Siendo un pueblo tan mancillado, doctorado como pocos en los bajos fondos de la derrota deportiva y filosófica, resulta natural que hayamos aprendido a hacer del dolor y la amargura el argumento principal de nuestras fiestas y reuniones, sobre todo si se trata de momentos tan importantes como la Independencia y la Revolución.
El patriotismo es el último refugio de los canallas.
—Samuel Johnson

© Héctor Villarreal
Con toda seguridad Jorge Ibargüengoitia ya habría armado un borlote, lúcido y a la cabeza como acostumbraba, en la línea de Los pasos de López o Los relámpagos de agosto. Luego de haber revelado con finísima ironía los entretelones de las gestas que nos dieron Independencia y Revolución —dos palabras monumentalmente representadas por un ángel con chichis y el cascarón de una cúpula que debió enseñorear un Palacio Legislativo que jamás se construyó— podría suponerse que al llegar el momento cúspide, la efeméride de efemérides, nuestro más grande desmitificador nos recordaría las veleidades secretas de los héroes insurgentes, susurrándonos al oído, a cien años de la gesta revolucionaria, “Discúlpeme, mi general, pero no se haga usted pendejo, que no hay nada que celebrar”.
En opinión de Sergio Pitol la dinámica de Ibargüengoitia es la de “un movimiento de desacralización que convierte al fin a los grandes en caricaturas, en fantoches grotescos, en cuadrúpedos, y nos permite palparlos en su íntima y colosal inepcia”; una inepcia que, comparada con los imbéciles, criminales y grisáceos mequetrefes que ahora nos gobiernan —incluyendo al narco— nos hacen suspirar por las faldas de doña Josefa, los sentimientos de Morelos y los huevos de Pancho Villa.
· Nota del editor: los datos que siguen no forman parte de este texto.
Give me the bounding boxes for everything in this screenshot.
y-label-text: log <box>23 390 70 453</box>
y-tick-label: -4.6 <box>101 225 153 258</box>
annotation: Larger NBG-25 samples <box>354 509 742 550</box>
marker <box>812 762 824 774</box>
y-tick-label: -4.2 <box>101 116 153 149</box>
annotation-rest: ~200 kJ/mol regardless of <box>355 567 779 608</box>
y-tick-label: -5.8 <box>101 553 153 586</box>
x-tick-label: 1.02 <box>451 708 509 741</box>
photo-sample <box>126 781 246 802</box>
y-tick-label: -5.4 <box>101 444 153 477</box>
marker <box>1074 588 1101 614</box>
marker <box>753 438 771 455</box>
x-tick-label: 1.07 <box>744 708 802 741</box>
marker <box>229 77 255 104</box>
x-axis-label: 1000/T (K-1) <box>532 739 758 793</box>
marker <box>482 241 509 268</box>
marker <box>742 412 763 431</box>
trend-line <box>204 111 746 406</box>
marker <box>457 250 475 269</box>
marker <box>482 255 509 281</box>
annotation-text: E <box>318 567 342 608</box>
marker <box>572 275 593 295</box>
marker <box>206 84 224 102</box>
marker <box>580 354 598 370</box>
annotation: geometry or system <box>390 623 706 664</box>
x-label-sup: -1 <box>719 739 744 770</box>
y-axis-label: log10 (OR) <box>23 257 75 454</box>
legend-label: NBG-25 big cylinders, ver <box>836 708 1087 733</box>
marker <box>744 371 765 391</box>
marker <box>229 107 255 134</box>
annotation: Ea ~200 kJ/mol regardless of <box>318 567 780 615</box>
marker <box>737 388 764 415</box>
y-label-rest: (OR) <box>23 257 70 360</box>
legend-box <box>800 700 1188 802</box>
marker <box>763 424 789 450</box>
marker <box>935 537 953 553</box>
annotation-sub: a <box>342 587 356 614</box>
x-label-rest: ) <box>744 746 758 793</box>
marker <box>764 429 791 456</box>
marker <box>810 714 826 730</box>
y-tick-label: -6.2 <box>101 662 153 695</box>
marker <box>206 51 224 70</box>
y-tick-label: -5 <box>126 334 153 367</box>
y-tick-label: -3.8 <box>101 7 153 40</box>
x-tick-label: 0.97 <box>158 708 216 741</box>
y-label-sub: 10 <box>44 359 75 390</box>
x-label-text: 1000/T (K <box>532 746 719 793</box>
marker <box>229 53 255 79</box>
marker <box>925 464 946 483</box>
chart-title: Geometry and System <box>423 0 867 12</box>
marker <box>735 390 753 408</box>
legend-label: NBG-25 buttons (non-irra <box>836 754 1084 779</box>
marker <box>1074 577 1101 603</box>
Es un hecho irrebatible: hasta para ser objeto de burla hay que estar calificado.
Si de algo podemos estar seguros es que, a semejanza de los mexicanos de antaño, seguimos estando jodidísimos, con la diferencia de que hogaño ya no contamos con un horizonte palpable y real de mejoría (del hoyo en el que estamos no nos salva ni Juan Diego).
En algún momento de su vida Kafka, ese mexicano honorario, describió muy bien un rasgo de nuestra ontología: existe la esperanza… pero no para nosotros.
Celebrar el infortunio
Viviendo en un país tan botado a la chingada, resulta ridículo gastar lo que no se tiene en una efeméride de oropel —México sigue siendo una sociedad de castas en la que mucha gente vive en condiciones tan o más pauperizadas que las que imperaban en 1910— bajo principios con los que no se comulga.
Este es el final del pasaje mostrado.